Tali dimensioni sono state recepite nel campo della storia dell’arte, dove la presenza di San Girolamo è frequente: grandi maestri della pittura occidentale ci hanno lasciato le loro raffigurazioni. Potremmo organizzare le varie tipologie iconografiche lungo due linee distinte. L’una lo definisce soprattutto come monaco e penitente, con un corpo scolpito dal digiuno, ritirato in zone desertiche, in ginocchio o prostrato a terra, in molti casi stringendo un sasso nella destra per battersi il petto, e con gli occhi rivolti al Crocifisso. In questa linea si pone il toccante capolavoro di Leonardo da Vinci conservato nella Pinacoteca Vaticana. Un altro modo di raffigurare Girolamo è quello che ce lo mostra in veste di studioso, seduto al suo scrittoio, intento a tradurre e commentare la Sacra Scrittura, attorniato da volumi e pergamene, investito della missione di difendere la fede attraverso il pensiero e lo scritto.
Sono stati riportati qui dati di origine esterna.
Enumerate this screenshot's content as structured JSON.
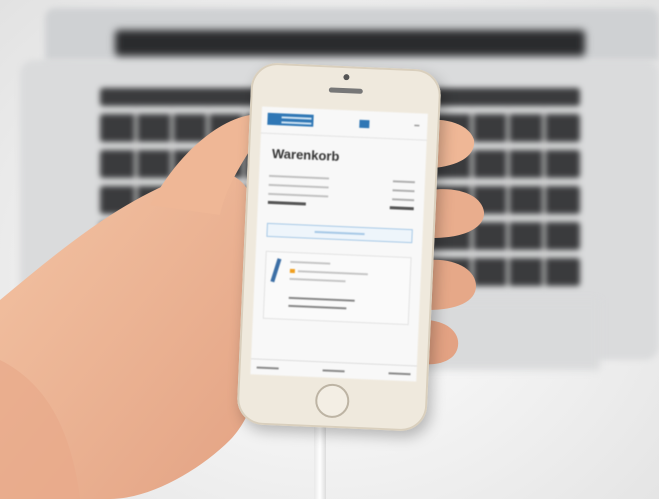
{
  "scene": "photo",
  "screen": {
    "title": "Warenkorb",
    "colors": {
      "brand": "#2f77b5",
      "accent": "#f0a020"
    }
  }
}
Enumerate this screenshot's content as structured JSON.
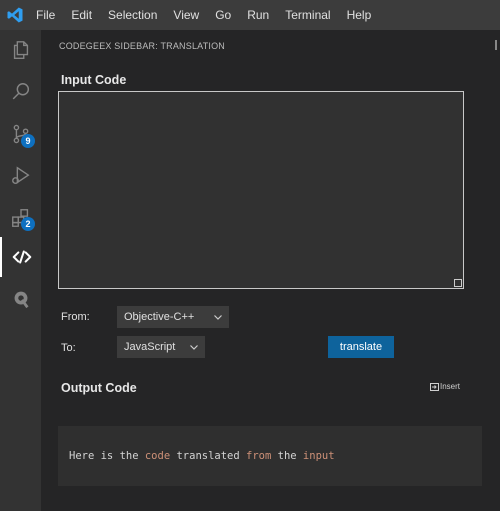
{
  "menu": [
    "File",
    "Edit",
    "Selection",
    "View",
    "Go",
    "Run",
    "Terminal",
    "Help"
  ],
  "activity_bar": {
    "items": [
      {
        "name": "explorer-icon"
      },
      {
        "name": "search-icon"
      },
      {
        "name": "source-control-icon",
        "badge": "9"
      },
      {
        "name": "run-debug-icon"
      },
      {
        "name": "extensions-icon",
        "badge": "2"
      },
      {
        "name": "codegeex-icon",
        "active": true
      },
      {
        "name": "extension-q-icon"
      }
    ]
  },
  "sidebar": {
    "title": "CODEGEEX SIDEBAR: TRANSLATION",
    "input_code_label": "Input Code",
    "input_code_value": "",
    "from_label": "From:",
    "from_value": "Objective-C++",
    "to_label": "To:",
    "to_value": "JavaScript",
    "translate_label": "translate",
    "output_code_label": "Output Code",
    "insert_label": "Insert",
    "output": {
      "part1": "Here is the ",
      "word1": "code",
      "part2": " translated ",
      "word2": "from",
      "part3": " the ",
      "word3": "input"
    }
  },
  "colors": {
    "accent": "#0e639c",
    "badge": "#0e70c0",
    "highlight": "#ce9178"
  }
}
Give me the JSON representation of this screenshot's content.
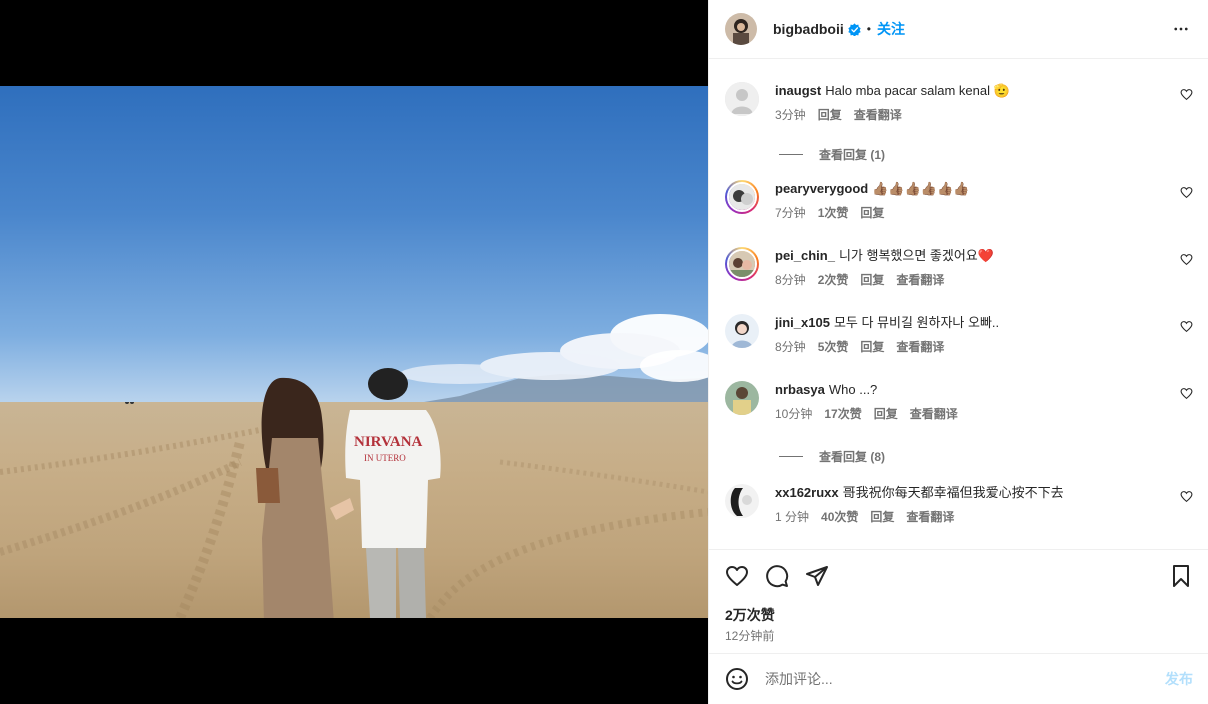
{
  "header": {
    "username": "bigbadboii",
    "follow_label": "关注",
    "separator": "•"
  },
  "comments": [
    {
      "username": "inaugst",
      "text": "Halo mba pacar salam kenal 🫡",
      "time": "3分钟",
      "likes": "",
      "reply": "回复",
      "translate": "查看翻译"
    },
    {
      "username": "pearyverygood",
      "text": "👍🏽👍🏽👍🏽👍🏽👍🏽👍🏽",
      "time": "7分钟",
      "likes": "1次赞",
      "reply": "回复",
      "translate": ""
    },
    {
      "username": "pei_chin_",
      "text": "니가 행복했으면 좋겠어요❤️",
      "time": "8分钟",
      "likes": "2次赞",
      "reply": "回复",
      "translate": "查看翻译"
    },
    {
      "username": "jini_x105",
      "text": "모두 다 뮤비길 원하자나 오빠..",
      "time": "8分钟",
      "likes": "5次赞",
      "reply": "回复",
      "translate": "查看翻译"
    },
    {
      "username": "nrbasya",
      "text": "Who ...?",
      "time": "10分钟",
      "likes": "17次赞",
      "reply": "回复",
      "translate": "查看翻译"
    },
    {
      "username": "xx162ruxx",
      "text": "哥我祝你每天都幸福但我爱心按不下去",
      "time": "1 分钟",
      "likes": "40次赞",
      "reply": "回复",
      "translate": "查看翻译"
    }
  ],
  "view_replies": [
    "查看回复 (1)",
    "查看回复 (8)"
  ],
  "post_stats": {
    "likes": "2万次赞",
    "time": "12分钟前"
  },
  "comment_box": {
    "placeholder": "添加评论...",
    "post_label": "发布"
  },
  "icons": {
    "more": "more-horizontal-icon",
    "like": "heart-icon",
    "comment": "comment-icon",
    "share": "share-icon",
    "save": "bookmark-icon",
    "emoji": "emoji-icon",
    "verified": "verified-badge-icon"
  },
  "colors": {
    "accent": "#0095f6",
    "secondary_text": "#737373",
    "post_disabled": "#b2dffc"
  }
}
Albrecht Dürer, per citare un altro esempio illustre, lo ha raffigurato più di una volta in questo atteggiamento.
I due aspetti sopra evocati si ritrovano congiunti nella tela del Caravaggio, alla Galleria Borghese di Roma: in un’unica scena, infatti, viene presentato l’anziano asceta, sommariamente rivestito da un panno rosso, che sul tavolo ha un cranio, simbolo della vanità delle realtà terrene; ma assieme è pure potentemente raffigurata la qualità dello studioso, che tiene gli occhi fissi sul libro, mentre la sua mano intinge la penna nel calamaio nell’atto caratteristico dello scrittore.
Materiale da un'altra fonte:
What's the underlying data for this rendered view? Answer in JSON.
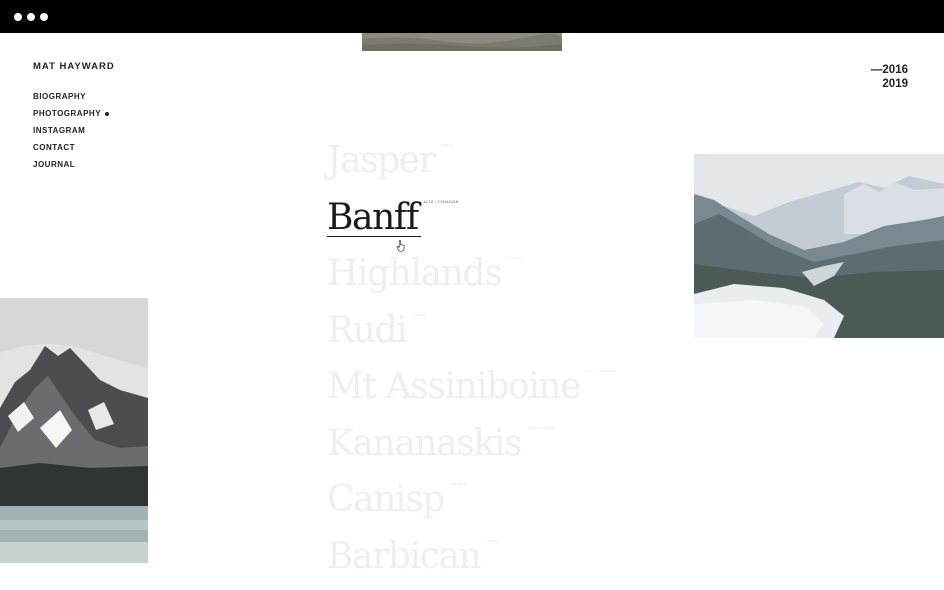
{
  "site": {
    "title": "MAT HAYWARD"
  },
  "nav": {
    "items": [
      {
        "label": "BIOGRAPHY"
      },
      {
        "label": "PHOTOGRAPHY",
        "active": true
      },
      {
        "label": "INSTAGRAM"
      },
      {
        "label": "CONTACT"
      },
      {
        "label": "JOURNAL"
      }
    ]
  },
  "years": {
    "start": "—2016",
    "end": "2019"
  },
  "locations": [
    {
      "name": "Jasper",
      "tag": "alberta"
    },
    {
      "name": "Banff",
      "tag": "ALTA / CANADIAN",
      "active": true
    },
    {
      "name": "Highlands",
      "tag": "scotland"
    },
    {
      "name": "Rudi",
      "tag": "norway"
    },
    {
      "name": "Mt Assiniboine",
      "tag": "british columbia"
    },
    {
      "name": "Kananaskis",
      "tag": "alberta canada"
    },
    {
      "name": "Canisp",
      "tag": "scotland"
    },
    {
      "name": "Barbican",
      "tag": "london"
    }
  ],
  "colors": {
    "chrome": "#000000",
    "text_active": "#1a1a1a",
    "text_faded": "#efefef"
  },
  "icons": {
    "cursor": "hand-pointer-icon",
    "nav_active": "dot-icon"
  }
}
In modo analogo – un modo che chiamerei sapienziale – dobbiamo comprendere il duplice profilo del percorso biografico di Girolamo. Quando, da vero «Leone di Betlemme», esagerava nei toni, lo faceva per la ricerca di una verità della quale era pronto a farsi incondizionato servitore. E come lui stesso spiega nel primo dei suoi scritti, Vita di San Paolo, eremita di Tebe, i leoni sono capaci di “potenti ruggiti” ma anche di lacrime.[27] Per questo motivo, quelle che nella sua figura appaiono due fisionomie giustapposte sono, in realtà, elementi con i quali lo Spirito Santo gli ha permesso di maturare la sua unità interiore.
Amore per la Sacra Scrittura
Il tratto peculiare della figura spirituale di San Girolamo rimane senza dubbio il suo amore appassionato per la Parola di Dio, trasmessa alla Chiesa nella Sacra Scrittura. Se tutti i Dottori della Chiesa – e in particolare quelli della prima epoca cristiana – hanno attinto esplicitamente dalla Bibbia i contenuti del loro insegnamento, Girolamo lo ha fatto in modo più sistematico e per certi versi unico.
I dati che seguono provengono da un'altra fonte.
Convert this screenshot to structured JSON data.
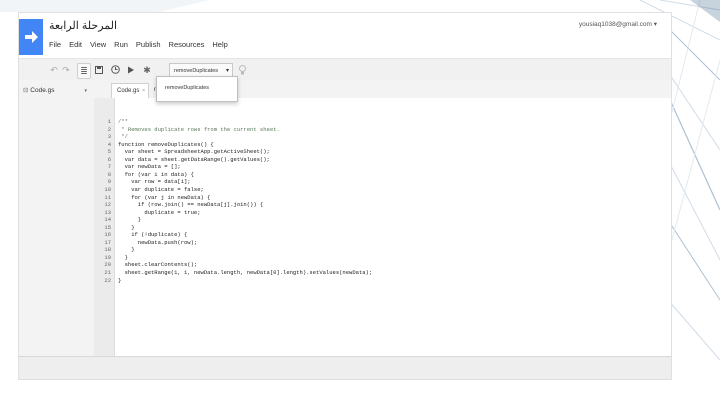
{
  "header": {
    "title": "المرحلة الرابعة",
    "account": "yousiaq1038@gmail.com ▾"
  },
  "menu": [
    "File",
    "Edit",
    "View",
    "Run",
    "Publish",
    "Resources",
    "Help"
  ],
  "toolbar": {
    "function_select": "removeDuplicates",
    "dropdown_option": "removeDuplicates"
  },
  "sidebar": {
    "file_name": "Code.gs"
  },
  "tabs": {
    "active": "Code.gs",
    "active_close": "×",
    "second": "removeDuplicates"
  },
  "editor": {
    "lines": [
      {
        "n": "1",
        "text": "/**",
        "type": "comment"
      },
      {
        "n": "2",
        "text": " * Removes duplicate rows from the current sheet.",
        "type": "comment"
      },
      {
        "n": "3",
        "text": " */",
        "type": "comment"
      },
      {
        "n": "4",
        "text": "function removeDuplicates() {",
        "type": "code"
      },
      {
        "n": "5",
        "text": "  var sheet = SpreadsheetApp.getActiveSheet();",
        "type": "code"
      },
      {
        "n": "6",
        "text": "  var data = sheet.getDataRange().getValues();",
        "type": "code"
      },
      {
        "n": "7",
        "text": "  var newData = [];",
        "type": "code"
      },
      {
        "n": "8",
        "text": "  for (var i in data) {",
        "type": "code"
      },
      {
        "n": "9",
        "text": "    var row = data[i];",
        "type": "code"
      },
      {
        "n": "10",
        "text": "    var duplicate = false;",
        "type": "code"
      },
      {
        "n": "11",
        "text": "    for (var j in newData) {",
        "type": "code"
      },
      {
        "n": "12",
        "text": "      if (row.join() == newData[j].join()) {",
        "type": "code"
      },
      {
        "n": "13",
        "text": "        duplicate = true;",
        "type": "code"
      },
      {
        "n": "14",
        "text": "      }",
        "type": "code"
      },
      {
        "n": "15",
        "text": "    }",
        "type": "code"
      },
      {
        "n": "16",
        "text": "    if (!duplicate) {",
        "type": "code"
      },
      {
        "n": "17",
        "text": "      newData.push(row);",
        "type": "code"
      },
      {
        "n": "18",
        "text": "    }",
        "type": "code"
      },
      {
        "n": "19",
        "text": "  }",
        "type": "code"
      },
      {
        "n": "20",
        "text": "  sheet.clearContents();",
        "type": "code"
      },
      {
        "n": "21",
        "text": "  sheet.getRange(1, 1, newData.length, newData[0].length).setValues(newData);",
        "type": "code"
      },
      {
        "n": "22",
        "text": "}",
        "type": "code"
      }
    ]
  },
  "colors": {
    "brand": "#4285f4",
    "slide_accent": "#1f4e79"
  },
  "icons": [
    "undo-icon",
    "redo-icon",
    "indent-icon",
    "save-icon",
    "clock-icon",
    "play-icon",
    "debug-icon",
    "lightbulb-icon"
  ]
}
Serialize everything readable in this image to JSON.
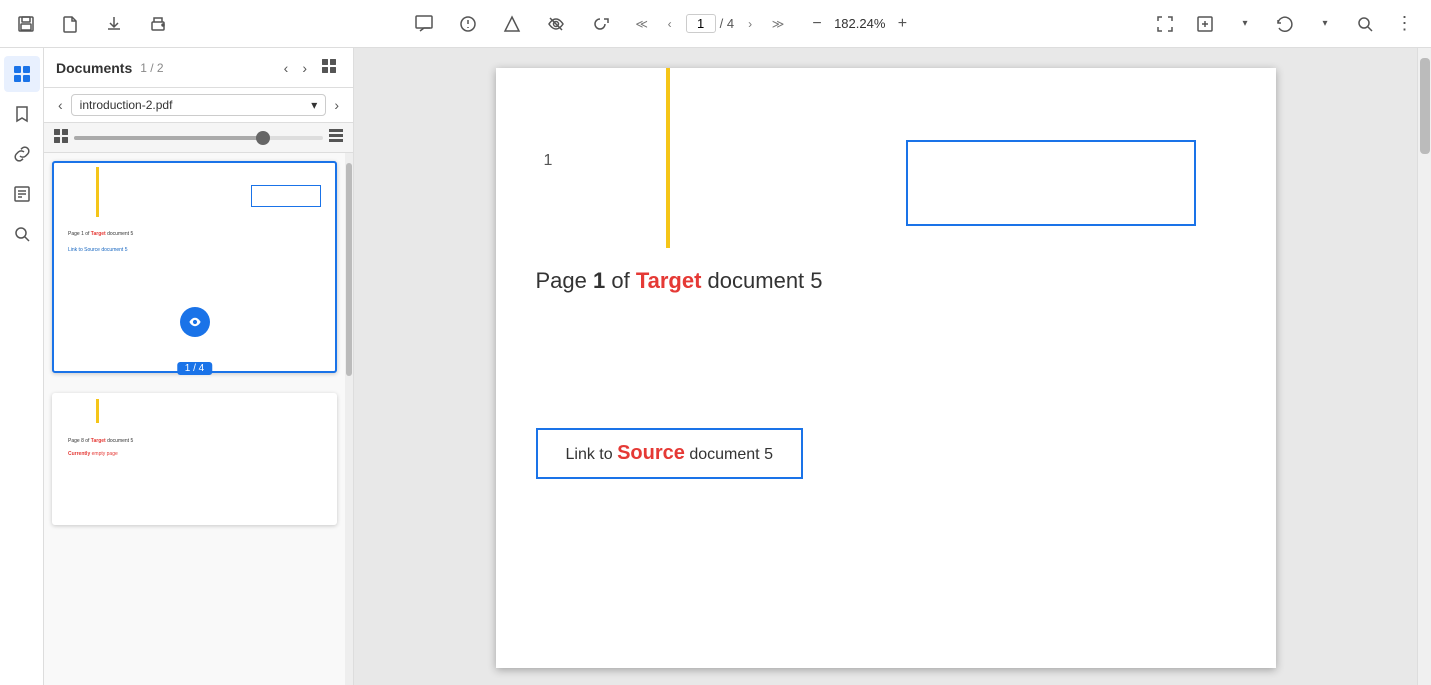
{
  "toolbar": {
    "icons": [
      "save",
      "file",
      "download",
      "print"
    ],
    "center_icons": [
      "comment",
      "annotation",
      "shape",
      "hide",
      "rotate"
    ],
    "page_current": "1",
    "page_total": "4",
    "zoom": "182.24%",
    "right_icons": [
      "fullscreen",
      "fit-page",
      "undo",
      "search",
      "more"
    ]
  },
  "sidebar": {
    "icons": [
      "grid-apps",
      "bookmark",
      "link",
      "note",
      "search"
    ]
  },
  "documents_panel": {
    "title": "Documents",
    "count": "1 / 2",
    "doc_name": "introduction-2.pdf",
    "thumbnail1": {
      "page_label": "1 / 4",
      "line1": "Page 1 of Target document 5",
      "line2": "Link to Source document 5",
      "active": true
    },
    "thumbnail2": {
      "line1": "Page 8 of Target document 5",
      "line2": "Currently empty page"
    }
  },
  "main_content": {
    "page_number": "1",
    "page_title_prefix": "Page ",
    "page_title_num": "1",
    "page_title_of": " of ",
    "target_word": "Target",
    "page_title_suffix": " document 5",
    "link_box": {
      "prefix": "Link to ",
      "source_word": "Source",
      "suffix": " document 5"
    }
  }
}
Gli esegeti negli ultimi tempi hanno scoperto la genialità narrativa e poetica della Bibbia, esaltata proprio per la sua qualità espressiva; Girolamo, invece, sottolineava piuttosto nella Scrittura il carattere umile del rivelarsi di Dio ed espresso nella natura aspra e quasi primitiva della lingua ebraica, paragonata alla raffinatezza del latino ciceroniano. Non è dunque per un gusto estetico che egli si dedica alla Sacra Scrittura, ma – come è ben noto – solamente perché essa lo porta a conoscere Cristo, perché l’ignoranza delle Scritture è ignoranza di Cristo.[28]
Girolamo ci insegna che non vanno studiati solo i Vangeli, e non è solo la tradizione apostolica, presente negli Atti degli Apostoli e nelle Lettere, a dover essere commentata, perché tutto l’Antico Testamento è indispensabile per penetrare nella verità e nella ricchezza del Cristo.[29] Le stesse pagine evangeliche lo attestano: esse ci parlano di Gesù come Maestro che, per spiegare il suo mistero, ricorre a Mosè, ai profeti e ai Salmi (cfr Lc 4,16-21; 24,27.44-47). Anche la predicazione di Pietro e Paolo, negli Atti, si radica emblematicamente nelle antiche Scritture; senza di esse non può essere pienamente compresa la figura del Figlio di Dio, il Messia Salvatore. L’Antico Testamento non deve essere considerato come un vasto repertorio di citazioni che dimostrano il compiersi delle profezie nella persona di Gesù di Nazaret; più radicalmente, invece, è solo alla luce delle “figure” anticotestamentarie che è possibile conoscere in pienezza il senso dell’evento di Cristo, compiutosi nella sua morte e risurrezione. Da qui la necessità di riscoprire, nella prassi catechetica e nella predicazione, come anche nelle trattazioni teologiche, l’apporto indispensabile dell’Antico Testamento, che va letto e assimilato come nutrimento prezioso (cfr Ez 3,1-11; Ap 10,8-11).[30]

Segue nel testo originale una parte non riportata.